LONDON (Reuters) - Britain should not create its own Fannie Mae and Freddie Mac-style mortgage finance firms to revive the mortgage market, an interim government-sponsored report by former HBOS chief James Crosby said on Tuesday.

Final recommendations from the report, commissioned in April, are expected before the government’s pre-budget report later this year with speculation growing that banks could be allowed to swap new mortgage debt for government securities.

That would extend an existing scheme, also introduced in April, which allows banks to swap hard-to-shift mortgage assets for government debt only if the mortgages were on their balance sheets at the end of 2007.

However, the option of doing nothing also remains on the table and Crosby has advised against the introduction of U.S.-style government-sponsored enterprises that purchase, guarantee and securitize mortgages.

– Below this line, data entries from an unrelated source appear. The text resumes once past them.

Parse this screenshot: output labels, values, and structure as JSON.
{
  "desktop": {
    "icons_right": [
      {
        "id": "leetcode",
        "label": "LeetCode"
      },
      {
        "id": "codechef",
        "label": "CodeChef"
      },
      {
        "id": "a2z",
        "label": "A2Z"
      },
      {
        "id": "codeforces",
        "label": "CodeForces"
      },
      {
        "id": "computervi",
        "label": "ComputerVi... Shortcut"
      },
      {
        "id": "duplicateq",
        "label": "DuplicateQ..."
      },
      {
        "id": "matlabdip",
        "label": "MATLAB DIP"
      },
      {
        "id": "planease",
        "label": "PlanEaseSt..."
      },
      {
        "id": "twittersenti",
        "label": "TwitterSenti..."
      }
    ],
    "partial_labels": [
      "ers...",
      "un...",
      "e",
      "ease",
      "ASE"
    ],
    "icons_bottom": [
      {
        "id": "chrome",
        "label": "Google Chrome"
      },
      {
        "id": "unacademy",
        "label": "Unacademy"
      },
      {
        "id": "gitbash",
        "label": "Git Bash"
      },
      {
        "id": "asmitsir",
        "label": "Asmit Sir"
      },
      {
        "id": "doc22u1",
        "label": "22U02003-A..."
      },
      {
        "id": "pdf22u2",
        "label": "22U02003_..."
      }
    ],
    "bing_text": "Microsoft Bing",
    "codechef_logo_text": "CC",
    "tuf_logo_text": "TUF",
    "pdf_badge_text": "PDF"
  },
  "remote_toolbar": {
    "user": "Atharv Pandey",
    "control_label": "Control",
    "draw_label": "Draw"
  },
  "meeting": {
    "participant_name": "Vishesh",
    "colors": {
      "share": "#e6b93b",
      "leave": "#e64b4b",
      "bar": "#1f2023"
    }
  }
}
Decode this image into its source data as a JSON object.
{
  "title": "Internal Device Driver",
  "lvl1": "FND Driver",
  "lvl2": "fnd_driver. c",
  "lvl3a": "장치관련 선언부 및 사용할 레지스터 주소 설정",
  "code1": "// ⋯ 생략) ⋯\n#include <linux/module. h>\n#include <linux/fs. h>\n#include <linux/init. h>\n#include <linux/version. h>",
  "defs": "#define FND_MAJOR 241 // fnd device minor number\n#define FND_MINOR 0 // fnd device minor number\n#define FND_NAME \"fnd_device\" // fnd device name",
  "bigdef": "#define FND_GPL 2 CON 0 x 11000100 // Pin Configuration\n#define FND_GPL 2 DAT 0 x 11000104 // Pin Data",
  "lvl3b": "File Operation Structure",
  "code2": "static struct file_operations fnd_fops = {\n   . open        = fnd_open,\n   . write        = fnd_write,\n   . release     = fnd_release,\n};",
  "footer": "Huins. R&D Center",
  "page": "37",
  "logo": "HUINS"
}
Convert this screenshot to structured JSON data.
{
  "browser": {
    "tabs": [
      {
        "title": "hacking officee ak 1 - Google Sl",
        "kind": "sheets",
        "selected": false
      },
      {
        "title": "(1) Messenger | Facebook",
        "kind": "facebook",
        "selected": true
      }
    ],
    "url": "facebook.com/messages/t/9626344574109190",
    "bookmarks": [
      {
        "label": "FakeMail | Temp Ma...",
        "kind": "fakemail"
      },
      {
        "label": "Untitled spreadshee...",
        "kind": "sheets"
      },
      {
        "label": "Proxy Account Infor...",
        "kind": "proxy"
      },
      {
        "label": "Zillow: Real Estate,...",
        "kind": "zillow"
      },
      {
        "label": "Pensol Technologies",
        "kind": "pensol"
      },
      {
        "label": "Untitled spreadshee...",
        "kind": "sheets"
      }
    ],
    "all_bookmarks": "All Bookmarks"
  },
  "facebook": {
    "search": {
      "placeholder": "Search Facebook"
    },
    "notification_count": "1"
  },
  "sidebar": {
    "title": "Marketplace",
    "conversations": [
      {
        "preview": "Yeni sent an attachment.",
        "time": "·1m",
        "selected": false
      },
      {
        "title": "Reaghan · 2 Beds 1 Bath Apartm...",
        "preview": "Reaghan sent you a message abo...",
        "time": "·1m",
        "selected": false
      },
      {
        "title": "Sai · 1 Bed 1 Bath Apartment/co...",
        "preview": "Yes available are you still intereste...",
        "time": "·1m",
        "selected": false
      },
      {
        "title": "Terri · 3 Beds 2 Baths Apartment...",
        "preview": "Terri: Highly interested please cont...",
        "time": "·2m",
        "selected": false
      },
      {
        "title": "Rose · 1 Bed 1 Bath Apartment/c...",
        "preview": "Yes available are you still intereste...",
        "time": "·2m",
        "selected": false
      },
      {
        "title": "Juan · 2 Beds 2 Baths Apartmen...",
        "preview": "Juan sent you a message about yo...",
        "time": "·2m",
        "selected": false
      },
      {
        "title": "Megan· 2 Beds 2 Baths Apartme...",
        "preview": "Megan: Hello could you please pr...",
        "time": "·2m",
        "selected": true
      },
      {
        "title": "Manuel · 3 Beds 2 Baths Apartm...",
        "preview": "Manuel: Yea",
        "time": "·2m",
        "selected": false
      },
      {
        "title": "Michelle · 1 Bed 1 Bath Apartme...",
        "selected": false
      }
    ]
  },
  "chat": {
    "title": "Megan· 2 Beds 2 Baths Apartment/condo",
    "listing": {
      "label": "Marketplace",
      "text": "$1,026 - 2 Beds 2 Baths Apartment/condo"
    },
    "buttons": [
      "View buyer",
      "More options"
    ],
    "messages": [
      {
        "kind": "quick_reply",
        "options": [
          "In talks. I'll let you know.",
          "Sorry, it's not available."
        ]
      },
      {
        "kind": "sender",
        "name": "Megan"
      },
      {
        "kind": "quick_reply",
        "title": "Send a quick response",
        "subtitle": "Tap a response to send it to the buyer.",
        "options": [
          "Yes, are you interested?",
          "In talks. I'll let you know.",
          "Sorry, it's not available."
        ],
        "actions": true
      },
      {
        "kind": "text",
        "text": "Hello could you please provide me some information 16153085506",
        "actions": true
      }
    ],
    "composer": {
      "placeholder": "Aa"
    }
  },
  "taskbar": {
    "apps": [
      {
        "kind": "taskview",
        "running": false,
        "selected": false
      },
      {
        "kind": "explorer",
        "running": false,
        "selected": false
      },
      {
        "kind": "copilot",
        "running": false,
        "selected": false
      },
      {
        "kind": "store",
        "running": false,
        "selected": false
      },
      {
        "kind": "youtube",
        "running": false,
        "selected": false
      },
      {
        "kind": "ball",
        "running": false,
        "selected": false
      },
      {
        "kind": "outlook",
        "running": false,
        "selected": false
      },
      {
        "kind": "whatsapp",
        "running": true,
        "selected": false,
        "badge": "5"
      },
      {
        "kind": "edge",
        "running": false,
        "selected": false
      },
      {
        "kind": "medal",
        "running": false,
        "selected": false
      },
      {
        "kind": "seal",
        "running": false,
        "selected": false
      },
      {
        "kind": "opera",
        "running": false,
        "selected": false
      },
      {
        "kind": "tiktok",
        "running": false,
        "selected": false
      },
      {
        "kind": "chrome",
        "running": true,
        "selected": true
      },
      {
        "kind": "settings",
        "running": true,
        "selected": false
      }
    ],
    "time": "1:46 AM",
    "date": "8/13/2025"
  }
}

"Much has been said about the case for launching a U.S.-style agency but it seems unlikely that it would be right to tackle this century’s problems with last century’s solution particularly given the time it would take to create any such agency," the report said.

The U.S. authorities had to step in this month to prop up Fannie Mae and Freddie Mac after panic erupted among their investors over the mortgage companies’ solvency.

Crosby’s interim report provides an analysis of how the mortgage markets became disrupted and what range of possibilities exists to ease the crunch.

Mortgage lending has fallen sharply in Britain this year as the credit crunch forces banks to toughen up their lending terms to would-be house buyers.

House prices are also falling swiftly, raising pressure on an already embattled government to move swiftly to restore confidence.

One mortgage lender, Northern Rock, had to be nationalised earlier this year after it struggled to get funding on money markets and suffered the first run on a UK bank in more than a 140 years.

The Bank of England’s initial mortgage swap plan was welcomed by financial institutions, but money markets remain tight and lobby groups say more needs to be done. The Bank Special Liquidity Scheme comes to an end in October.